Теперь покраснела она.
– Некоторые ощущения, – продолжал камергер, – требуют того, чтобы их превозмогать. Не правда ли. Не хотите ли трубку, князь? Как вам понравилась смоковница возле лестницы? Анна Михайловна потратила множество усилий, чтобы это библейское растение украсило старый дом.
«Я сорвал для тебя этот цветик лесной…» – пропел про себя Мятлев.

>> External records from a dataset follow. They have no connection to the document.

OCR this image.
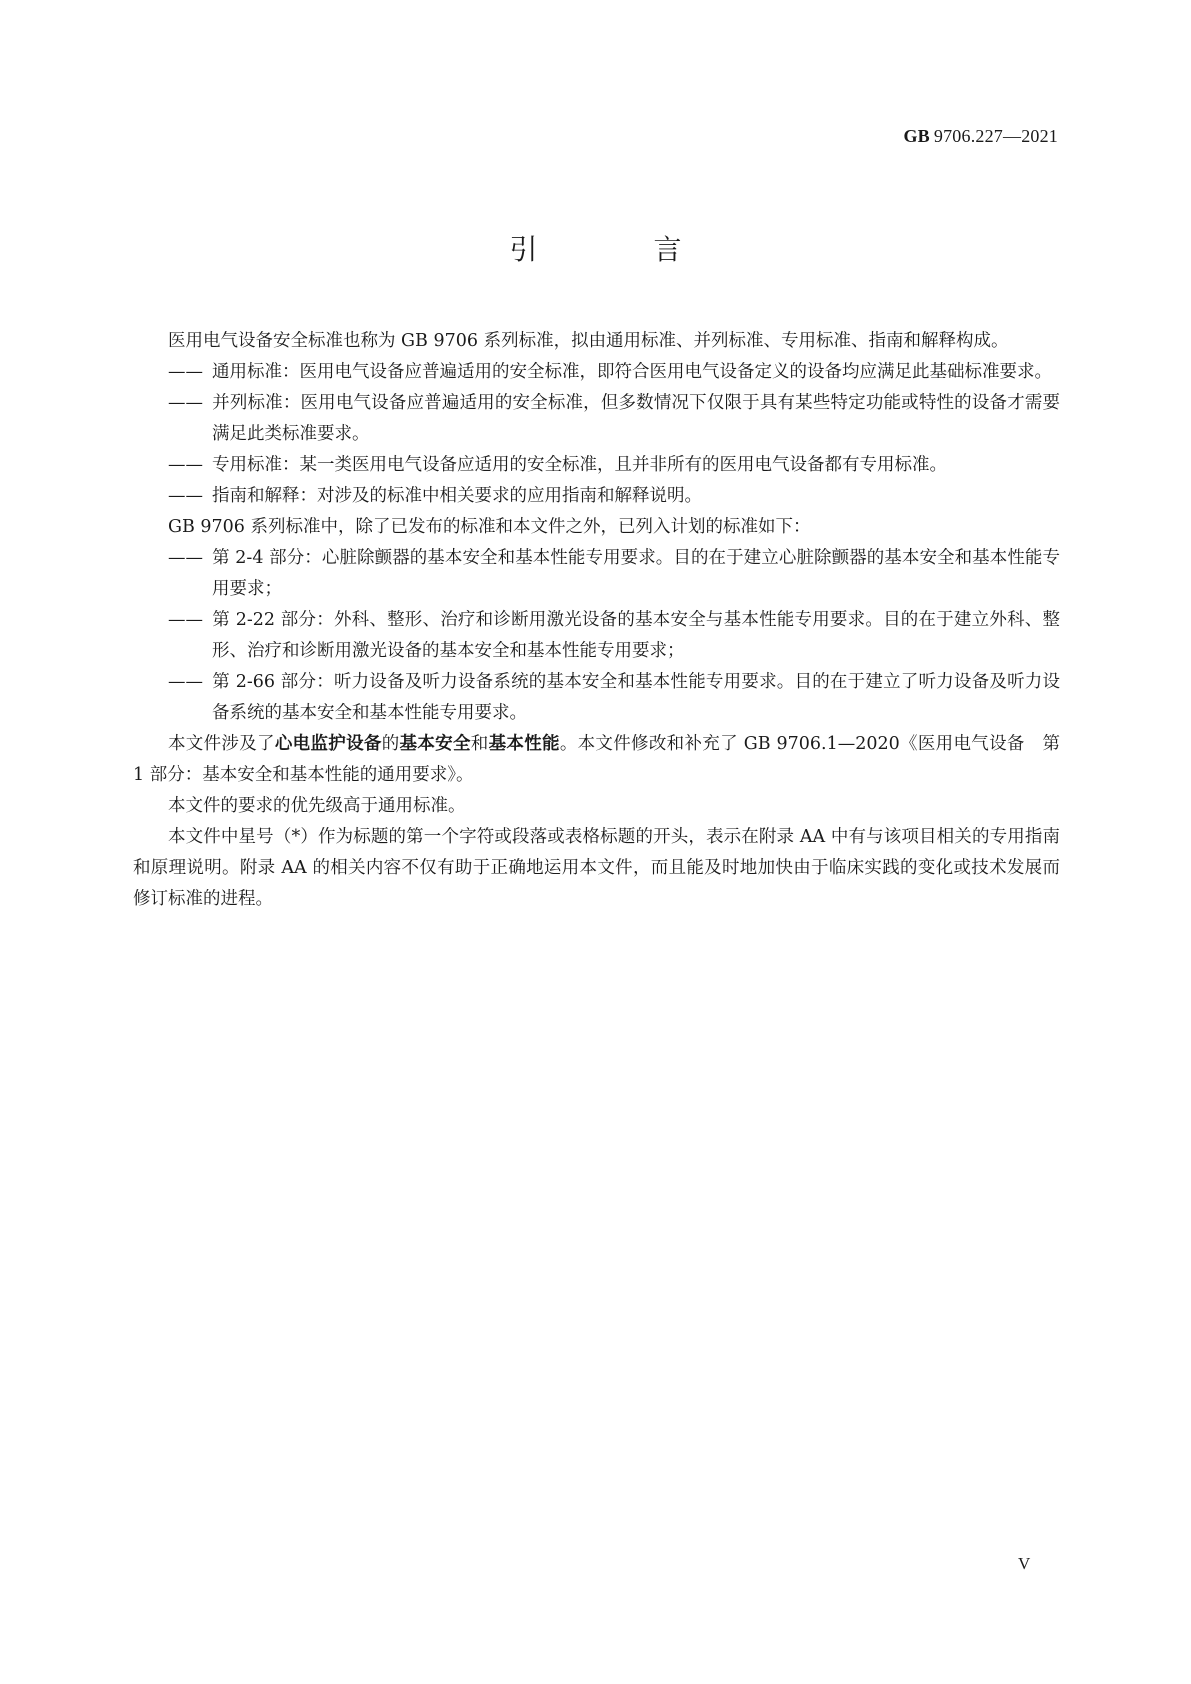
GB 9706.227—2021
引　言

医用电气设备安全标准也称为 GB 9706 系列标准，拟由通用标准、并列标准、专用标准、指南和解释构成。

—— 通用标准：医用电气设备应普遍适用的安全标准，即符合医用电气设备定义的设备均应满足此基础标准要求。

—— 并列标准：医用电气设备应普遍适用的安全标准，但多数情况下仅限于具有某些特定功能或特性的设备才需要满足此类标准要求。

—— 专用标准：某一类医用电气设备应适用的安全标准，且并非所有的医用电气设备都有专用标准。

—— 指南和解释：对涉及的标准中相关要求的应用指南和解释说明。

GB 9706 系列标准中，除了已发布的标准和本文件之外，已列入计划的标准如下：

—— 第 2-4 部分：心脏除颤器的基本安全和基本性能专用要求。目的在于建立心脏除颤器的基本安全和基本性能专用要求；

—— 第 2-22 部分：外科、整形、治疗和诊断用激光设备的基本安全与基本性能专用要求。目的在于建立外科、整形、治疗和诊断用激光设备的基本安全和基本性能专用要求；

—— 第 2-66 部分：听力设备及听力设备系统的基本安全和基本性能专用要求。目的在于建立了听力设备及听力设备系统的基本安全和基本性能专用要求。

本文件涉及了心电监护设备的基本安全和基本性能。本文件修改和补充了 GB 9706.1—2020《医用电气设备　第 1 部分：基本安全和基本性能的通用要求》。

本文件的要求的优先级高于通用标准。

本文件中星号（*）作为标题的第一个字符或段落或表格标题的开头，表示在附录 AA 中有与该项目相关的专用指南和原理说明。附录 AA 的相关内容不仅有助于正确地运用本文件，而且能及时地加快由于临床实践的变化或技术发展而修订标准的进程。

V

– Вы, я слышал, отличились на Кавказе… И рана была тяжела? – продолжал Фредерикс. – Вот вам парадокс: русский кавалергард (тогда вы не были кавалергардом?), русский офицер, по своему историческому характеру существо домашнее, великодушное, склонное к неге и расточительству, лежит на диком бреге азиатской речки со вспоротым животом, вы извините, князь, за натуральность, но ведь так?.. А разве вам приходилось там задумываться о значительности вашей миссии? Нет? Вот видите… Для юнца это приключение, для человека средних лет и заурядного – парадокс, для личности, мыслящей государственными категориями, – единственно разумный образ действия, а не каприз кого-то для чего-то. Вот Анна Михайловна делает мне знаки в том смысле, что я говорю несуразности. Я не буду больше говорить несуразности, я только хочу сказать вам, что существует ход истории, а наше дело ему споспешествовать.
– Да, – сказал Мятлев, как в полусне, – много крови и слишком много оправдательных документов.

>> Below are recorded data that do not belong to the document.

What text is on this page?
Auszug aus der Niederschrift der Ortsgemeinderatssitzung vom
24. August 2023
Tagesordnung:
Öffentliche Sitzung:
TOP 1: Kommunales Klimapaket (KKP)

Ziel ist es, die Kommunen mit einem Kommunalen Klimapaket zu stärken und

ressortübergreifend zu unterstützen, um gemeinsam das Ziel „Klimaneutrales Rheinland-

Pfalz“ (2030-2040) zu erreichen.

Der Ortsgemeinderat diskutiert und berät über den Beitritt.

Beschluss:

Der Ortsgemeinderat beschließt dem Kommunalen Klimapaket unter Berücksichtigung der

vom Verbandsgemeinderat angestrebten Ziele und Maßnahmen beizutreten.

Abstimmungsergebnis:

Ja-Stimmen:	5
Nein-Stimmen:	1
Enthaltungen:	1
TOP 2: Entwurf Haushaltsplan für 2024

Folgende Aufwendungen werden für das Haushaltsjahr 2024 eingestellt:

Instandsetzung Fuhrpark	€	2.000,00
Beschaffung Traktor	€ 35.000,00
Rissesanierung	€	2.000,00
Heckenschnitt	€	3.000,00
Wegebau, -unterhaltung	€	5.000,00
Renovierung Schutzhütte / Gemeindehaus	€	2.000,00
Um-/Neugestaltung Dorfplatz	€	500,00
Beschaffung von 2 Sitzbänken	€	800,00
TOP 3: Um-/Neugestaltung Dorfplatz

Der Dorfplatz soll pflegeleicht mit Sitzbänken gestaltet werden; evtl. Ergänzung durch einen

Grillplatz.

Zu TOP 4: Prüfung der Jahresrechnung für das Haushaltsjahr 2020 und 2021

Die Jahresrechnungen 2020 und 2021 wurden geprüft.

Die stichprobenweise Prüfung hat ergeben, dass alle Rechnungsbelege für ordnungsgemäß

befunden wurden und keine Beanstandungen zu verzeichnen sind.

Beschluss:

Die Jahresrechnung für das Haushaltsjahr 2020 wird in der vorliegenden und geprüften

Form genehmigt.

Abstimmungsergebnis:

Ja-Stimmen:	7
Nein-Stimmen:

– Видите ли, князь, – улыбнулся Фредерикс, – и снова парадокс, но уже истинный: жизнь возвышается только жертвами.
Он сидел в кресле, покойно откинувшись. Анета с загадочной улыбкой глядела на Мятлева. Князь же все ждал чего-то, все чего-то ждал, вслушиваясь в ровный, уверенный, неторопливый голос камергера. Постепенно он перестал понимать весь смысл, а улавливал лишь отдельные слова, затем ненадолго ясность восприятия восстанавливалась, но тут же пропадала снова. И это его не беспокоило. Беспокоило другое, что он ждал чего-то, а оно не наступало.

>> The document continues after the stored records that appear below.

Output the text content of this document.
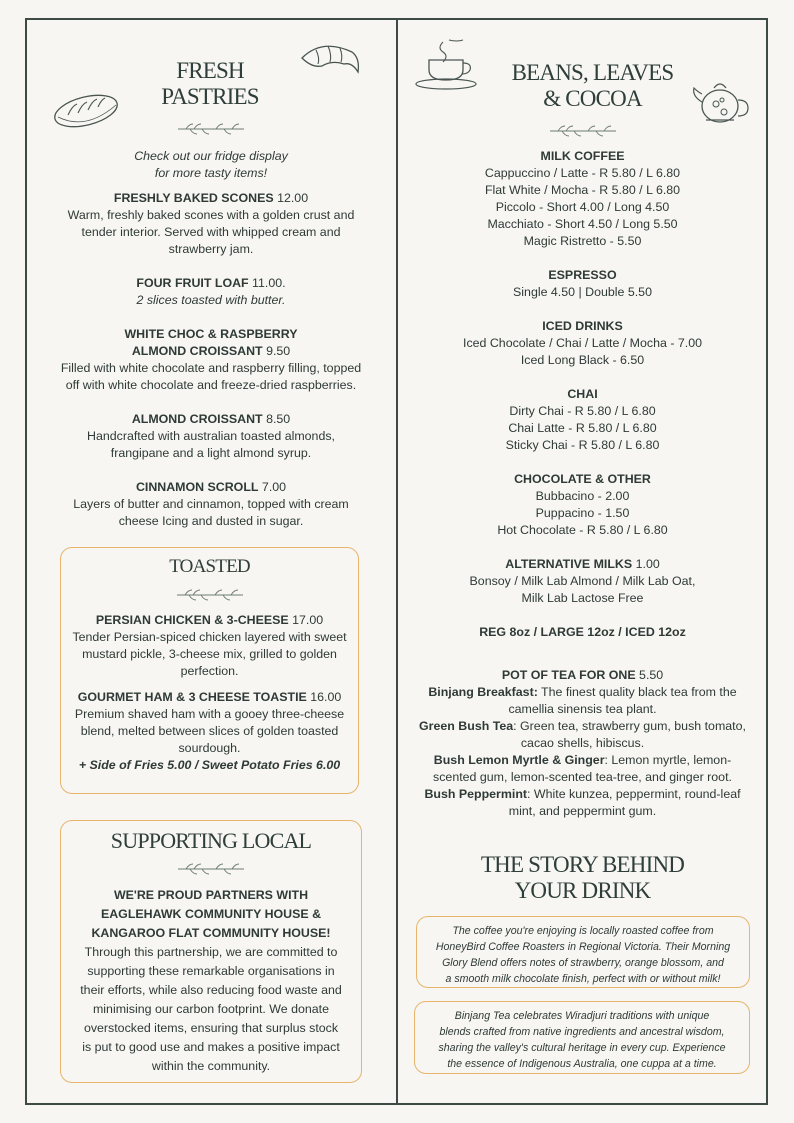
FRESH
PASTRIES
Check out our fridge display
for more tasty items!
FRESHLY BAKED SCONES 12.00
Warm, freshly baked scones with a golden crust and
tender interior. Served with whipped cream and
strawberry jam.
FOUR FRUIT LOAF 11.00.
2 slices toasted with butter.
WHITE CHOC & RASPBERRY
ALMOND CROISSANT 9.50
Filled with white chocolate and raspberry filling, topped
off with white chocolate and freeze-dried raspberries.
ALMOND CROISSANT 8.50
Handcrafted with australian toasted almonds,
frangipane and a light almond syrup.
CINNAMON SCROLL 7.00
Layers of butter and cinnamon, topped with cream
cheese Icing and dusted in sugar.
TOASTED
PERSIAN CHICKEN & 3-CHEESE 17.00
Tender Persian-spiced chicken layered with sweet
mustard pickle, 3-cheese mix, grilled to golden
perfection.
GOURMET HAM & 3 CHEESE TOASTIE 16.00
Premium shaved ham with a gooey three-cheese
blend, melted between slices of golden toasted
sourdough.
+ Side of Fries 5.00 / Sweet Potato Fries 6.00
SUPPORTING LOCAL
WE'RE PROUD PARTNERS WITH
EAGLEHAWK COMMUNITY HOUSE &
KANGAROO FLAT COMMUNITY HOUSE!
Through this partnership, we are committed to
supporting these remarkable organisations in
their efforts, while also reducing food waste and
minimising our carbon footprint. We donate
overstocked items, ensuring that surplus stock
is put to good use and makes a positive impact
within the community.
BEANS, LEAVES
& COCOA
MILK COFFEE
Cappuccino / Latte - R 5.80 / L 6.80
Flat White / Mocha - R 5.80 / L 6.80
Piccolo - Short 4.00 / Long 4.50
Macchiato - Short 4.50 / Long 5.50
Magic Ristretto - 5.50
ESPRESSO
Single 4.50 | Double 5.50
ICED DRINKS
Iced Chocolate / Chai / Latte / Mocha - 7.00
Iced Long Black - 6.50
CHAI
Dirty Chai - R 5.80 / L 6.80
Chai Latte - R 5.80 / L 6.80
Sticky Chai - R 5.80 / L 6.80
CHOCOLATE & OTHER
Bubbacino - 2.00
Puppacino - 1.50
Hot Chocolate - R 5.80 / L 6.80
ALTERNATIVE MILKS 1.00
Bonsoy / Milk Lab Almond / Milk Lab Oat,
Milk Lab Lactose Free
REG 8oz / LARGE 12oz / ICED 12oz
POT OF TEA FOR ONE 5.50
Binjang Breakfast: The finest quality black tea from the
camellia sinensis tea plant.
Green Bush Tea: Green tea, strawberry gum, bush tomato,
cacao shells, hibiscus.
Bush Lemon Myrtle & Ginger: Lemon myrtle, lemon-
scented gum, lemon-scented tea-tree, and ginger root.
Bush Peppermint: White kunzea, peppermint, round-leaf
mint, and peppermint gum.
THE STORY BEHIND
YOUR DRINK
The coffee you're enjoying is locally roasted coffee from
HoneyBird Coffee Roasters in Regional Victoria. Their Morning
Glory Blend offers notes of strawberry, orange blossom, and
a smooth milk chocolate finish, perfect with or without milk!
Binjang Tea celebrates Wiradjuri traditions with unique
blends crafted from native ingredients and ancestral wisdom,
sharing the valley's cultural heritage in every cup. Experience
the essence of Indigenous Australia, one cuppa at a time.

– …или, например, – говорил камергер, – западное славянство ни в коей мере не заслуживает нашего участия, ибо мы без него устроили наше государство, без него возвеличились и страдали, и оно… зависимости… ничего… историческое существование…
Мятлев улыбнулся ей, она не изменила своего напряженного выражения. Он дал ей понять, что он сгорает, что для него все кончено; как-то он это попытался ей объяснить, внушить. Видимо, это ему удалось, и, видимо, она чувствовала, что все напрасно, ибо ничего не предпринимала.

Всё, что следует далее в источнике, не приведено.